The Idaho State Supreme Court on Aug. 12 lifted a stay on the enforcement of the civil provisions of the Heartbeat Law, passed by the Idaho Legislature and signed by Gov. Brad Little earlier this year. The law forbids abortions after a baby’s heartbeat is detected, except for certain exceptions as specified in the law.

Legal challenges to the law forced a temporary stay on the law’s enforcement, but the Supreme Court, in its 3-2 ruling, said the civil penalties against an abortion provider are effective immediately. Further, the court said a stay on the criminal provisions will be lifted this Friday, Aug. 19.

“I could not be more excited about the news from Idaho’s Supreme Court,” said Christian Welp, legislative liaison for the Diocese of Boise. “For the first time since 1973, most abortions will not take place in Idaho.”

Over the weekend, the Meridian and Twin Falls Planned Parenthood clinics updated their websites to explain that most abortions after six weeks of pregnancy – the point at which a preborn baby’s heartbeat can be detected – will no longer be available in Idaho

The civil enforcement of the law, which the court lifted immediately upon its ruling, says that any doctor who performs an abortion after six weeks, unless for exceptions marked out in the law, is liable to a civil lawsuit.

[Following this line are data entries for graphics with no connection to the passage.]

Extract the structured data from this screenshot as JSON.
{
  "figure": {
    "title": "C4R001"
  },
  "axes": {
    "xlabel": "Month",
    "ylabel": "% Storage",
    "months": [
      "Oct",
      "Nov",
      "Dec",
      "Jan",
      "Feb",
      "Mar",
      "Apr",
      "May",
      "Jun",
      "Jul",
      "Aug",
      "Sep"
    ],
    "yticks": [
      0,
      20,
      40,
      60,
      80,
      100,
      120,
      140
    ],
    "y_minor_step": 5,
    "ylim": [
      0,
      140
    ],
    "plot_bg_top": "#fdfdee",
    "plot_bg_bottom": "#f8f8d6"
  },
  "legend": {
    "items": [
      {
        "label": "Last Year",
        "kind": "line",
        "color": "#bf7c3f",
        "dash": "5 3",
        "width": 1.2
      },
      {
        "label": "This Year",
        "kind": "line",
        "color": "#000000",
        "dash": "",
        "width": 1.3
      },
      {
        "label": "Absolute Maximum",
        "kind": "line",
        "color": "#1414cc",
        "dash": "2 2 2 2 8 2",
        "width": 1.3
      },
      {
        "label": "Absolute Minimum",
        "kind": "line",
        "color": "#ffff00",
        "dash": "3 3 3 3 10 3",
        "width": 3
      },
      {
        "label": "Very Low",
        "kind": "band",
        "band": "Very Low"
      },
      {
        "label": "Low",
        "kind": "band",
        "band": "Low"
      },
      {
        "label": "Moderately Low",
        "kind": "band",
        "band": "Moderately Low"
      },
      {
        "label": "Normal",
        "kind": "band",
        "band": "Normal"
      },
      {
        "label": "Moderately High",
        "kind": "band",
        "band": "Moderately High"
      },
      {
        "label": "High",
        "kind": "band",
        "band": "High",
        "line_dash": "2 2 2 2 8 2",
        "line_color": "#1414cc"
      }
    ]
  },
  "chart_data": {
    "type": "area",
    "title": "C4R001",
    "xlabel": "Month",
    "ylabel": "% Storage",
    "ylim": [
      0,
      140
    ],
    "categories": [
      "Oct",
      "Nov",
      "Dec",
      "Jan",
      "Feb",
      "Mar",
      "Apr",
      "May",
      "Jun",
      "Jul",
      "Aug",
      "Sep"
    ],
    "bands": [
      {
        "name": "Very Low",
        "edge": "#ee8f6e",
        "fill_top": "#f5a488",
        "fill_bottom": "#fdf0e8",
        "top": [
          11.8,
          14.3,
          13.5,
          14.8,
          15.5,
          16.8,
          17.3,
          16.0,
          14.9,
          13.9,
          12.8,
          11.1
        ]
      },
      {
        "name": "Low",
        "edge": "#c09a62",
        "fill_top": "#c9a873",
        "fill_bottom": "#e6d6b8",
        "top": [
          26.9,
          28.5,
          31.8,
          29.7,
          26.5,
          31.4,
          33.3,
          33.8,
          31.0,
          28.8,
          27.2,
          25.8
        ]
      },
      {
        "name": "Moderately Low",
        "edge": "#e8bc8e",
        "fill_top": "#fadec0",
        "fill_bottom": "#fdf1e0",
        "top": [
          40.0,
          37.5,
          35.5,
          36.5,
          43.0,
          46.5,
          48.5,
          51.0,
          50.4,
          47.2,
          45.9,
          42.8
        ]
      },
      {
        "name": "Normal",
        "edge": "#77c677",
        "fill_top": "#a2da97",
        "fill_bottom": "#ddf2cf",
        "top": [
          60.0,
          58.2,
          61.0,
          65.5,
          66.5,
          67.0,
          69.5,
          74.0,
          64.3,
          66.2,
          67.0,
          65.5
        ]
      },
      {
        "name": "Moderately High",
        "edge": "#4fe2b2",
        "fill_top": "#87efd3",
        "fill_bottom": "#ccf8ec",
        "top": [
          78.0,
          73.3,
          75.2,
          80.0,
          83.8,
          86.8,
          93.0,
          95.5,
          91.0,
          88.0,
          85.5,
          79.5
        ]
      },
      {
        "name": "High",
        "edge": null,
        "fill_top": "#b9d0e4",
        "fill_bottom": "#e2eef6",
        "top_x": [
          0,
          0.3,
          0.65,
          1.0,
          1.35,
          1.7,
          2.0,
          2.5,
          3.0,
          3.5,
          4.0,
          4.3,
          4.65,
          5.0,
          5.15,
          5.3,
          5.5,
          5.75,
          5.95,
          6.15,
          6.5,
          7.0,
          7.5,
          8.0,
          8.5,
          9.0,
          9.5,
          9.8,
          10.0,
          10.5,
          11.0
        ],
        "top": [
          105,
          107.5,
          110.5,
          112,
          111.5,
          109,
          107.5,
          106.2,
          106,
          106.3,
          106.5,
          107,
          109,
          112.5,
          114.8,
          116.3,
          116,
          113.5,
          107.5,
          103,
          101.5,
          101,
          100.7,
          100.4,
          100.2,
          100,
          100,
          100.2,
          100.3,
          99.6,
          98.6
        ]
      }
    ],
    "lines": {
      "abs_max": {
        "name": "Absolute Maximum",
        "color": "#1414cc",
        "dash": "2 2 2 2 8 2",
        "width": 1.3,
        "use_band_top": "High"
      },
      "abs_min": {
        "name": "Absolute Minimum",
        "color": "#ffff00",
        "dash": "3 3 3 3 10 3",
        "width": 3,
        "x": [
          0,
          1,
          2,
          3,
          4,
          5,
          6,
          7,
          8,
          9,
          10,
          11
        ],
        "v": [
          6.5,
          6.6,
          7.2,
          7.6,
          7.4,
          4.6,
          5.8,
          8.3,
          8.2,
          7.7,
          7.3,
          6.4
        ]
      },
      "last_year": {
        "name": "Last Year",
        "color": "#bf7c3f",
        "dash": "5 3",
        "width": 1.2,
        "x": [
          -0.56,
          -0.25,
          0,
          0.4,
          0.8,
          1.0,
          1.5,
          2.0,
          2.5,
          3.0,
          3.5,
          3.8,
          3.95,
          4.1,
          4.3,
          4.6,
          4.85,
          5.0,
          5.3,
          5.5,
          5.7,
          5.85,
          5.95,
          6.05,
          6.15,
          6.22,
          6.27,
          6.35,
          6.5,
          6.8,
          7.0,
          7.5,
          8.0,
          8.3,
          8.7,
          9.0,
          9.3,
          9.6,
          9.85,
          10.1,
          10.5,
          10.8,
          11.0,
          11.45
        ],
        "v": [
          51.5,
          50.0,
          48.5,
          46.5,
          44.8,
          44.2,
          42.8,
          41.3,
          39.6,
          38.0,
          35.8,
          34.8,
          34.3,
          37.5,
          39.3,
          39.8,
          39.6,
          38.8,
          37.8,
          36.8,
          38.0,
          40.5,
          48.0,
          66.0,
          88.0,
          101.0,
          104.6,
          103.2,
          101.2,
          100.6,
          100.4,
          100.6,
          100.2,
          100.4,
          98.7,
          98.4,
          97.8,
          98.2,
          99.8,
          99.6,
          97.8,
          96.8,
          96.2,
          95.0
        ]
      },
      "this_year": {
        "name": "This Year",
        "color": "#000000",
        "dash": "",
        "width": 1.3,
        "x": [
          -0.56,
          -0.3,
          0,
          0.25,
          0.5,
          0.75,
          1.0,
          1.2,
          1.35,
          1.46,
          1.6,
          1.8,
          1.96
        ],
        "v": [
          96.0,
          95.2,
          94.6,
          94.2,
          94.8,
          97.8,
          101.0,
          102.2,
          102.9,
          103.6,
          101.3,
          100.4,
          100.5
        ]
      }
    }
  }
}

However, this win for unborn children does not mean the battle is over. The court’s ruling determined only whether Idaho’s abortion laws would take effect while lawsuits against them, from both Planned Parenthood and from the U.S. Department of Justice, move forward. Arguments for the lawsuits on their merits are scheduled for late September.

“However, the final piece of this exciting news is that the court stated that Planned Parenthood is unlikely to succeed on the merits of its lawsuit against the Heartbeat Law,” Welp said. In its decision, Idaho Supreme Court justices argued that the Dobbs v. Jackson decision that overturned Roe and Casey, “altered the landscape” around abortion by returning decisions to the states. The court said it declined to implement the pause on the abortion ban because Planned Parenthood’s lawyers didn’t demonstrate a substantial likelihood that their argument would be successful.